Title: Supporting Address Translation for Accelerator-Centric Architectures

Abstract:
While emerging accelerator-centric architectures offer orders-of-magnitude performance and energy improvements, use cases and adoption can be limited by their rigid programming model. A unified virtual address space between the host CPU cores and customized accelerators can largely improve the programmability, which necessitates hardware support for address translation. However, supporting address translation for customized accelerators with low overhead is nontrivial. Prior studies either assume an infinite-sized TLB and zero page walk latency, or rely on a slow IOMMU for correctness and safety- which penalizes the overall system performance. To provide efficient address translation support for accelerator-centric architectures, we examine the memory access behavior of customized accelerators to drive the TLB augmentation and MMU designs. First, to support bulk transfers of consecutive data between the scratchpad memory of customized accelerators and the memory system, we present a relatively small private TLB design to provide low-latency caching of translations to each accelerator. Second, to compensate for the effects of the widely used data tiling techniques, we design a shared level-two TLB to serve private TLB misses on common virtual pages, eliminating duplicate page walks from accelerators working on neighboring data tiles that are mapped to the same physical page. This two-level TLB design effectively reduces page walks by 75.8% on average.

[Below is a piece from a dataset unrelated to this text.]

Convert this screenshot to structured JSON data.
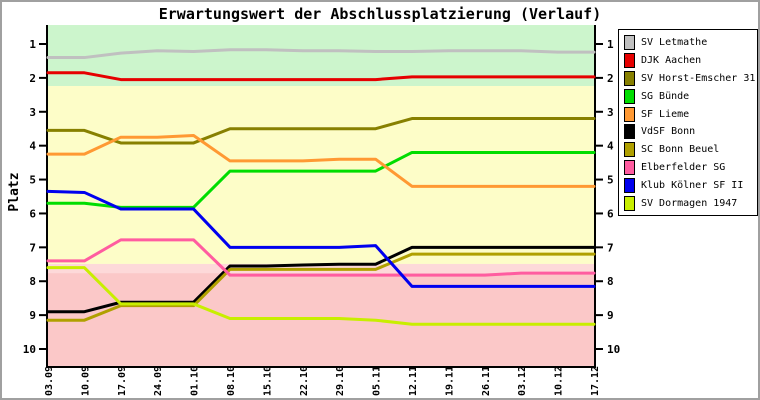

Finally, instead of implementing a dedicated MMU which introduces additional hardware complexity, we propose simply leveraging the host per-core MMU for efficient page walk handling. This mechanism is based on our insight that the existing MMU cache in the CPU MMU satisfies the demand of customized accelerators with minimal overhead. Our evaluation demonstrates that the combined approach incurs only a 6.4% performance overhead compared to the ideal address translation.